EX-10.2 3 rare-ex102_378.htm EX-10.2 rare-ex102_378.htm
THIRD AMENDMENT TO LEASE AGREEMENT
THIS THIRD AMENDMENT TO LEASE AGREEMENT (the “Third Amendment”) is made as of this 29th day of July, 2019, between ARE-MA REGION NO. 20, LLC, a Delaware limited liability company (“Landlord”), and ULTRAGENYX PHARMACEUTICAL INC., a Delaware corporation (“Tenant”).
A.Tenant and Landlord are parties to that certain Lease Agreement dated as of October 30, 2015, as amended by that certain First Amendment to Lease Agreement dated as of March 20, 2018, and as further amended by that certain Second Amendment to Lease Agreement made as of July 1, 2018 (as amended, the “Lease”). Pursuant to the Lease, Tenant leases from Landlord certain premises consisting of approximately 24,038 rentable square feet (the “Original Premises”) and that certain storage area commonly known as Suite 003 containing approximately 504 rentable square feet (“Suite 003”) in that certain building located at 19 Presidential Way, Woburn, Massachusetts (the “Building”), as more particularly described in the Lease. Capitalized terms used herein without definition shall have the meanings defined for such terms in the Lease.
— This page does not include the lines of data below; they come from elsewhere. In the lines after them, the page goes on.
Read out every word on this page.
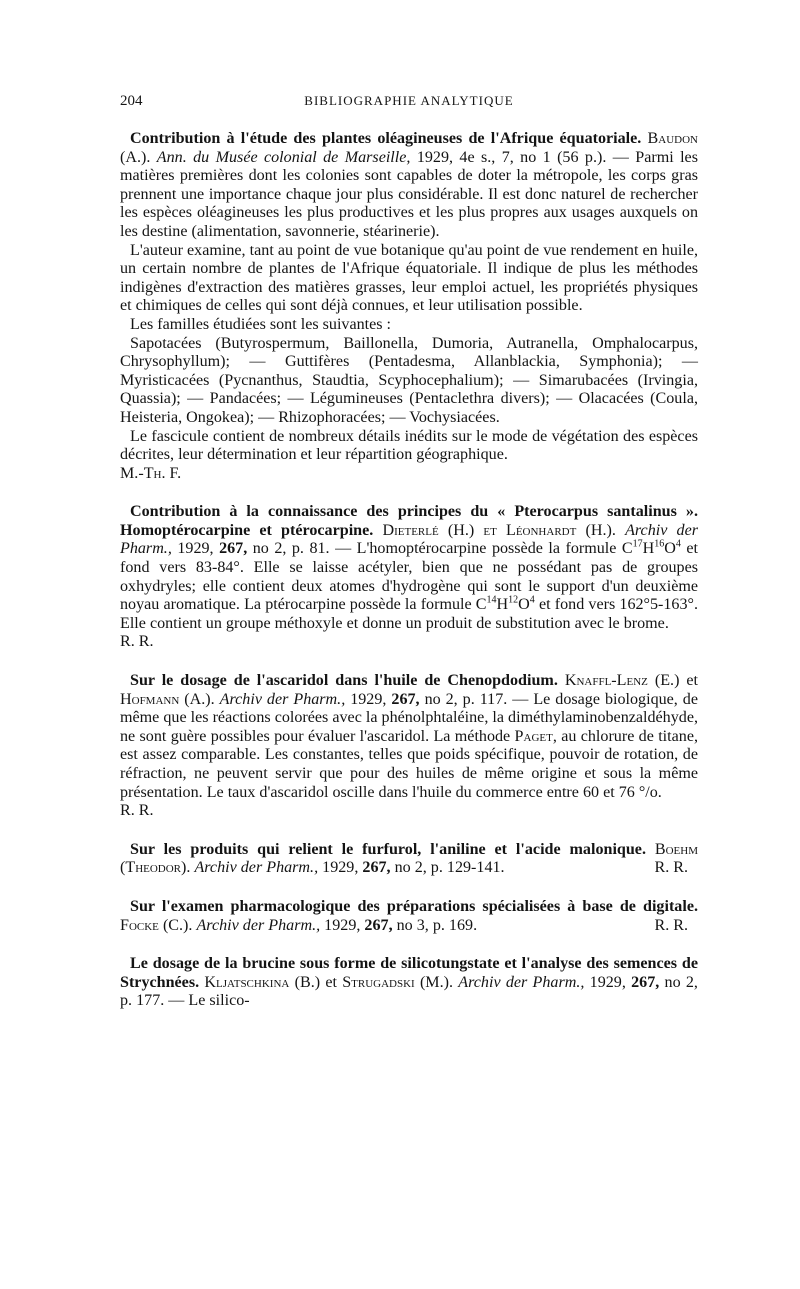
204	BIBLIOGRAPHIE ANALYTIQUE

Contribution à l'étude des plantes oléagineuses de l'Afrique équatoriale. Baudon (A.). Ann. du Musée colonial de Marseille, 1929, 4e s., 7, no 1 (56 p.). — Parmi les matières premières dont les colonies sont capables de doter la métropole, les corps gras prennent une importance chaque jour plus considérable. Il est donc naturel de rechercher les espèces oléagineuses les plus productives et les plus propres aux usages auxquels on les destine (alimentation, savonnerie, stéarinerie).

L'auteur examine, tant au point de vue botanique qu'au point de vue rendement en huile, un certain nombre de plantes de l'Afrique équatoriale. Il indique de plus les méthodes indigènes d'extraction des matières grasses, leur emploi actuel, les propriétés physiques et chimiques de celles qui sont déjà connues, et leur utilisation possible.

Les familles étudiées sont les suivantes :

Sapotacées (Butyrospermum, Baillonella, Dumoria, Autranella, Omphalocarpus, Chrysophyllum); — Guttifères (Pentadesma, Allanblackia, Symphonia); — Myristicacées (Pycnanthus, Staudtia, Scyphocephalium); — Simarubacées (Irvingia, Quassia); — Pandacées; — Légumineuses (Pentaclethra divers); — Olacacées (Coula, Heisteria, Ongokea); — Rhizophoracées; — Vochysiacées.

Le fascicule contient de nombreux détails inédits sur le mode de végétation des espèces décrites, leur détermination et leur répartition géographique.

M.-Th. F.

Contribution à la connaissance des principes du « Pterocarpus santalinus ». Homoptérocarpine et ptérocarpine. Dieterlé (H.) et Léonhardt (H.). Archiv der Pharm., 1929, 267, no 2, p. 81. — L'homoptérocarpine possède la formule $C^{17}H^{16}O^4$ et fond vers 83-84°. Elle se laisse acétyler, bien que ne possédant pas de groupes oxhydryles; elle contient deux atomes d'hydrogène qui sont le support d'un deuxième noyau aromatique. La ptérocarpine possède la formule $C^{14}H^{12}O^4$ et fond vers 162°5-163°. Elle contient un groupe méthoxyle et donne un produit de substitution avec le brome.

R. R.

Sur le dosage de l'ascaridol dans l'huile de Chenopdodium. Knaffl-Lenz (E.) et Hofmann (A.). Archiv der Pharm., 1929, 267, no 2, p. 117. — Le dosage biologique, de même que les réactions colorées avec la phénolphtaléine, la diméthylaminobenzaldéhyde, ne sont guère possibles pour évaluer l'ascaridol. La méthode Paget, au chlorure de titane, est assez comparable. Les constantes, telles que poids spécifique, pouvoir de rotation, de réfraction, ne peuvent servir que pour des huiles de même origine et sous la même présentation. Le taux d'ascaridol oscille dans l'huile du commerce entre 60 et 76 °/o.

R. R.

Sur les produits qui relient le furfurol, l'aniline et l'acide malonique. Boehm (Theodor). Archiv der Pharm., 1929, 267, no 2, p. 129-141.	R. R.

Sur l'examen pharmacologique des préparations spécialisées à base de digitale. Focke (C.). Archiv der Pharm., 1929, 267, no 3, p. 169.	R. R.

Le dosage de la brucine sous forme de silicotungstate et l'analyse des semences de Strychnées. Kljatschkina (B.) et Strugadski (M.). Archiv der Pharm., 1929, 267, no 2, p. 177. — Le silico-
B.Landlord and Tenant desire, subject to the terms and conditions set forth below, to amend the Lease to, among other things, (i) terminate the lease with respect to Suite 003 and (ii) provide for Tenant to lease those portions of the Building commonly known as Suite 001 containing approximately 504 rentable square feet, Suite 002 containing approximately 567 rentable square feet, Suite 005 containing approximately 544 rentable square feet and Suite 006 containing approximately 821 rentable square feet, as shown on Exhibit A attached to this Third Amendment (collectively, the “Lower Level Premises”).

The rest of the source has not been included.